I distinguish two styles of authenticating cryptographic
communications, "enabling" and "bureaucratic" ones. ZRTP
similarly to OTR and PGP are bureaucratic authentication
methods: You SHOULD be doing this procecdure to be safe,
but actually you already have a communication going, the
notion that somebody could have MITM'd you feels paranoid
and the procecdure gets annoying after a while. Majority
of people will go unsafe simply because they couldn't care
less. They just click the SAS prompt away. I notice the
problem also with OTR: half of my contacts are using it
opportunistically, risking MITM each day, even though I
wrote up a shared secret on a piece of paper last time we
met. In the case of PGP I am the pebcak myself: I catch
myself forgetting to check fingerprints after importing a
key from the server and enigmail has never tried to make
me configure the proper PGP settings. In my key store all
keys appear unauthenticated although I actually did auth
some. The fact that it is an extra bureaucratic transaction
to flag that makes it a total usability headcrash.

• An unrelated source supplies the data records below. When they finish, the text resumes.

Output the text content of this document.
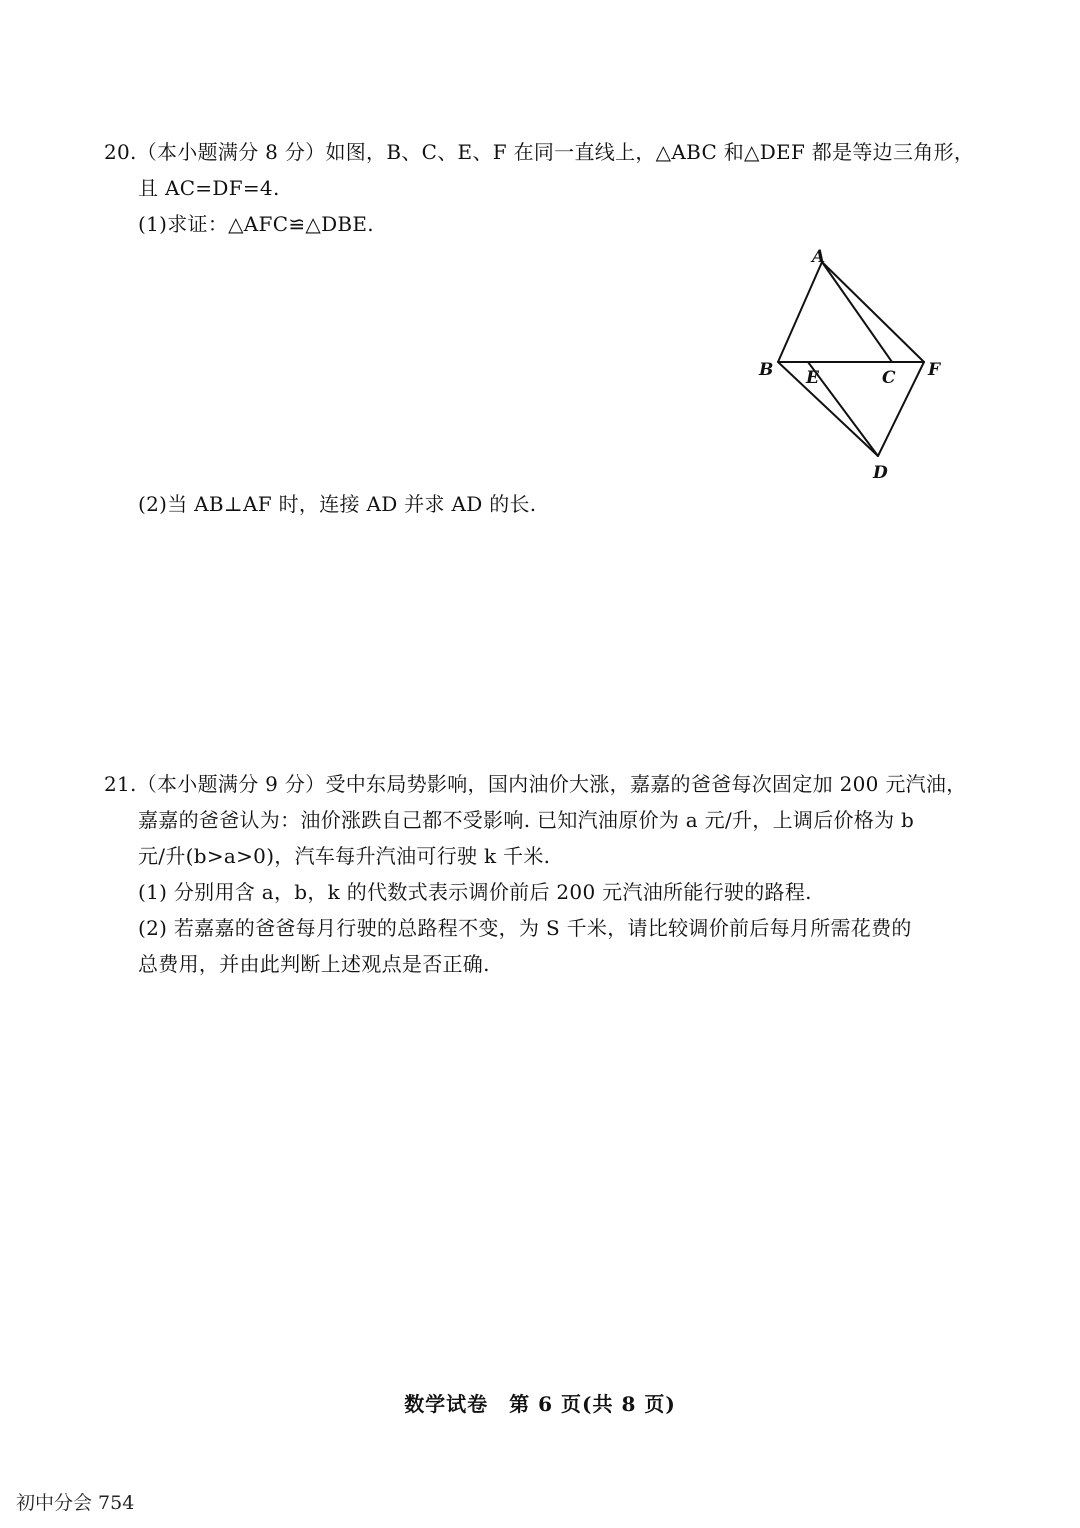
20.（本小题满分 8 分）如图，B、C、E、F 在同一直线上，△ABC 和△DEF 都是等边三角形，
且 AC=DF=4.
(1)求证：△AFC≌△DBE.
A
B E	C F
D
(2)当 AB⊥AF 时，连接 AD 并求 AD 的长.
21.（本小题满分 9 分）受中东局势影响，国内油价大涨，嘉嘉的爸爸每次固定加 200 元汽油，
嘉嘉的爸爸认为：油价涨跌自己都不受影响. 已知汽油原价为 a 元/升，上调后价格为 b
元/升(b>a>0)，汽车每升汽油可行驶 k 千米.
(1) 分别用含 a，b，k 的代数式表示调价前后 200 元汽油所能行驶的路程.
(2) 若嘉嘉的爸爸每月行驶的总路程不变，为 S 千米，请比较调价前后每月所需花费的
总费用，并由此判断上述观点是否正确.
数学试卷　第 6 页(共 8 页)
初中分会 754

Enabling authentication procedures are Tor's hidden services
for example. If you don't get the fingerprint in the .onion
right you don't get a connection in the first place, so you
have a strong motivation to do that right. That's actually
the case with all public key routing technologies if the
path the public key took to get to your computer is safe.

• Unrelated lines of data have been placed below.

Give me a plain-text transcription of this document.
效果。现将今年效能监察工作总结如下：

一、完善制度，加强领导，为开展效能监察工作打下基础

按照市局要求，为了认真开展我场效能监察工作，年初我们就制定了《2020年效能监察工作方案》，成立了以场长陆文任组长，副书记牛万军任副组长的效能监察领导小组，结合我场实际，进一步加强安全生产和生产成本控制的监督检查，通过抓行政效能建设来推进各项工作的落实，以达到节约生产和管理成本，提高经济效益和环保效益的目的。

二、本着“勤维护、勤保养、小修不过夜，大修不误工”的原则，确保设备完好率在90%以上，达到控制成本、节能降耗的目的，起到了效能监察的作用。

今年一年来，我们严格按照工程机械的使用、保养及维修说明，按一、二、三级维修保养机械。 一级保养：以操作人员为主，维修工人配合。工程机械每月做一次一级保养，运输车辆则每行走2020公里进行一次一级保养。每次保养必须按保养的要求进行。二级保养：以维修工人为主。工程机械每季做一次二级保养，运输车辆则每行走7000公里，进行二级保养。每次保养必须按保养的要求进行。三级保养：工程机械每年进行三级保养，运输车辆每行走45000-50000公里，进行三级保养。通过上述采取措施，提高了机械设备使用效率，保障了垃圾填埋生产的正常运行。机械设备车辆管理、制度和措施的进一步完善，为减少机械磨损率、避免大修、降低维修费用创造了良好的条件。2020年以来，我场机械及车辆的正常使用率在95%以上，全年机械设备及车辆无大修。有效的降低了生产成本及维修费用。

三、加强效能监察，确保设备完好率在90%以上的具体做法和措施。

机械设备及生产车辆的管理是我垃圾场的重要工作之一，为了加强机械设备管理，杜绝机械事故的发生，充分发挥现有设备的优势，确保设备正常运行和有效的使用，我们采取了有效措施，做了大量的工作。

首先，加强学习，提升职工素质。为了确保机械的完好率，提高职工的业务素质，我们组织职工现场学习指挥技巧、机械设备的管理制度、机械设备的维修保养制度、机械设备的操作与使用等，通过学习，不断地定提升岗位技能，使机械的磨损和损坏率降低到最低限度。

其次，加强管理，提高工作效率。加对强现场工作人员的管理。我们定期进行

So you may actually want to NOT put the public key into an
easy to copy-paste URL which will obviously be shared over
unsafe channels such as mail. Then again, if the channel is
a public mailing list or website, the agency would expose
itself a lot in falsifying such an obviously visible item -
so it doesn't actually happen (haven't heard of any case),
while when MITM'ing a ZRTP session people always have the
doubt something's wrong with their browser configuration
and can't easily prove the agency having attacked them.

At #youbroketheinternet we only pursue technologies that are
based on public key routing. For more than a reason. Tor is
actually the one with the flakiest implementation of it.